Easy Money: Monetary and Industrial Policy After the Crisis

Easy Money: Monetary and Industrial Policy After the Crisis
A pedestrian walks near an electric market board in Tokyo, Sept. 16, 2008 (AP photo by Katsumi Kasahara).

Editor’s note: The following article is one of 30 that we’ve selected from our archives to celebrate World Politics Review’s 15th anniversary. You can find the full collection here.

It’s been almost five years now since the global financial and economic crisis formally began with Lehman Brothers’ filing for Chapter 11 bankruptcy on Sept. 15, 2008. In today’s fast-paced, high-tech, hyperconnected world, five years is an eternity. In autumn of that year, the iPhone was barely one year old and only in its second iteration. No one had ever shared a photo of their dessert on Instagram because the service was two years away from launch. Japan, not China, was the world’s second-largest economy. And Federal Reserve Chairman Ben Bernanke, now on the verge of retirement, was only in his second year on the job.

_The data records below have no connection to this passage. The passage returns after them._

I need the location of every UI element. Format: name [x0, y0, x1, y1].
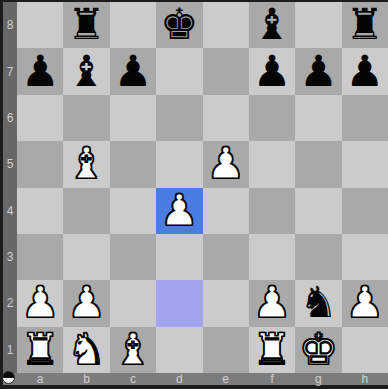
square-c5[interactable] [110, 141, 156, 187]
piece-black-knight[interactable]: ♞ [299, 280, 338, 325]
square-e3[interactable] [203, 234, 249, 280]
square-b2[interactable]: ♟ [63, 280, 109, 326]
piece-black-king[interactable]: ♚ [160, 2, 199, 47]
square-e6[interactable] [203, 95, 249, 141]
square-e8[interactable] [203, 2, 249, 48]
square-e2[interactable] [203, 280, 249, 326]
square-f3[interactable] [249, 234, 295, 280]
piece-white-pawn[interactable]: ♟ [346, 280, 385, 325]
piece-black-pawn[interactable]: ♟ [346, 48, 385, 93]
square-a7[interactable]: ♟ [17, 48, 63, 94]
square-e1[interactable] [203, 327, 249, 373]
square-h3[interactable] [342, 234, 388, 280]
rank-label-2: 2 [3, 280, 17, 326]
square-f2[interactable]: ♟ [249, 280, 295, 326]
square-f6[interactable] [249, 95, 295, 141]
square-d2[interactable] [156, 280, 202, 326]
square-b1[interactable]: ♞ [63, 327, 109, 373]
square-h5[interactable] [342, 141, 388, 187]
square-d1[interactable] [156, 327, 202, 373]
rank-label-1: 1 [3, 327, 17, 373]
square-a8[interactable] [17, 2, 63, 48]
square-g1[interactable]: ♚ [295, 327, 341, 373]
piece-black-rook[interactable]: ♜ [67, 2, 106, 47]
square-h4[interactable] [342, 188, 388, 234]
file-label-f: f [249, 373, 295, 385]
square-h7[interactable]: ♟ [342, 48, 388, 94]
square-g6[interactable] [295, 95, 341, 141]
square-g4[interactable] [295, 188, 341, 234]
square-c7[interactable]: ♟ [110, 48, 156, 94]
file-label-g: g [295, 373, 341, 385]
square-h2[interactable]: ♟ [342, 280, 388, 326]
square-f5[interactable] [249, 141, 295, 187]
piece-white-pawn[interactable]: ♟ [67, 280, 106, 325]
square-h8[interactable]: ♜ [342, 2, 388, 48]
file-label-e: e [203, 373, 249, 385]
square-d5[interactable] [156, 141, 202, 187]
square-g8[interactable] [295, 2, 341, 48]
square-a4[interactable] [17, 188, 63, 234]
file-label-b: b [63, 373, 109, 385]
piece-black-pawn[interactable]: ♟ [299, 48, 338, 93]
piece-white-pawn[interactable]: ♟ [160, 188, 199, 233]
square-a1[interactable]: ♜ [17, 327, 63, 373]
square-b4[interactable] [63, 188, 109, 234]
file-label-a: a [17, 373, 63, 385]
square-c3[interactable] [110, 234, 156, 280]
square-c4[interactable] [110, 188, 156, 234]
square-g5[interactable] [295, 141, 341, 187]
square-b8[interactable]: ♜ [63, 2, 109, 48]
piece-white-bishop[interactable]: ♝ [114, 327, 153, 372]
chess-app-window: 87654321 ♜♚♝♜♟♝♟♟♟♟♝♟♟♟♟♟♞♟♜♞♝♜♚ abcdefg… [0, 0, 388, 389]
square-e7[interactable] [203, 48, 249, 94]
square-a2[interactable]: ♟ [17, 280, 63, 326]
piece-white-bishop[interactable]: ♝ [67, 141, 106, 186]
piece-white-pawn[interactable]: ♟ [253, 280, 292, 325]
rank-label-3: 3 [3, 234, 17, 280]
piece-white-pawn[interactable]: ♟ [206, 141, 245, 186]
square-a3[interactable] [17, 234, 63, 280]
piece-black-pawn[interactable]: ♟ [21, 48, 60, 93]
square-h1[interactable] [342, 327, 388, 373]
square-c6[interactable] [110, 95, 156, 141]
square-b3[interactable] [63, 234, 109, 280]
rank-labels: 87654321 [3, 2, 17, 373]
square-f1[interactable]: ♜ [249, 327, 295, 373]
square-b7[interactable]: ♝ [63, 48, 109, 94]
square-e4[interactable] [203, 188, 249, 234]
piece-white-pawn[interactable]: ♟ [21, 280, 60, 325]
square-f8[interactable]: ♝ [249, 2, 295, 48]
file-labels-row: abcdefgh [17, 373, 388, 385]
piece-white-knight[interactable]: ♞ [67, 327, 106, 372]
square-d6[interactable] [156, 95, 202, 141]
rank-label-8: 8 [3, 2, 17, 48]
side-to-move-indicator [2, 371, 15, 384]
piece-black-bishop[interactable]: ♝ [253, 2, 292, 47]
square-b5[interactable]: ♝ [63, 141, 109, 187]
square-a5[interactable] [17, 141, 63, 187]
square-d4[interactable]: ♟ [156, 188, 202, 234]
file-label-c: c [110, 373, 156, 385]
square-c8[interactable] [110, 2, 156, 48]
square-f7[interactable]: ♟ [249, 48, 295, 94]
square-c2[interactable] [110, 280, 156, 326]
square-d3[interactable] [156, 234, 202, 280]
chess-board: ♜♚♝♜♟♝♟♟♟♟♝♟♟♟♟♟♞♟♜♞♝♜♚ [17, 2, 388, 373]
rank-label-6: 6 [3, 95, 17, 141]
piece-white-rook[interactable]: ♜ [253, 327, 292, 372]
square-h6[interactable] [342, 95, 388, 141]
piece-white-rook[interactable]: ♜ [21, 327, 60, 372]
square-b6[interactable] [63, 95, 109, 141]
square-a6[interactable] [17, 95, 63, 141]
square-g7[interactable]: ♟ [295, 48, 341, 94]
rank-label-7: 7 [3, 48, 17, 94]
square-g3[interactable] [295, 234, 341, 280]
square-d8[interactable]: ♚ [156, 2, 202, 48]
square-e5[interactable]: ♟ [203, 141, 249, 187]
rank-label-4: 4 [3, 188, 17, 234]
piece-black-rook[interactable]: ♜ [346, 2, 385, 47]
piece-black-pawn[interactable]: ♟ [253, 48, 292, 93]
rank-label-5: 5 [3, 141, 17, 187]
file-labels: abcdefgh [3, 373, 388, 385]
square-d7[interactable] [156, 48, 202, 94]
file-label-h: h [342, 373, 388, 385]
piece-black-bishop[interactable]: ♝ [67, 48, 106, 93]
square-g2[interactable]: ♞ [295, 280, 341, 326]
square-f4[interactable] [249, 188, 295, 234]
square-c1[interactable]: ♝ [110, 327, 156, 373]
piece-white-king[interactable]: ♚ [299, 327, 338, 372]
file-label-d: d [156, 373, 202, 385]
piece-black-pawn[interactable]: ♟ [114, 48, 153, 93]
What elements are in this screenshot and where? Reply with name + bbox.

In some respects, the crisis seems like ancient history already. And yet artifacts of those first calamitous months are all around us today. Arguably the most enduring aftereffect of the crisis is the pressure on governments the world over to increase international competitiveness, generate economic growth and create jobs. These are, of course, ends to which governments always aspire. However, the universal intensity and urgency with which they have been pursued over the past five years is different, especially among the advanced industrial economies. As a result, the foci of governments’ economic policies have moved increasingly inward despite their very real global effects.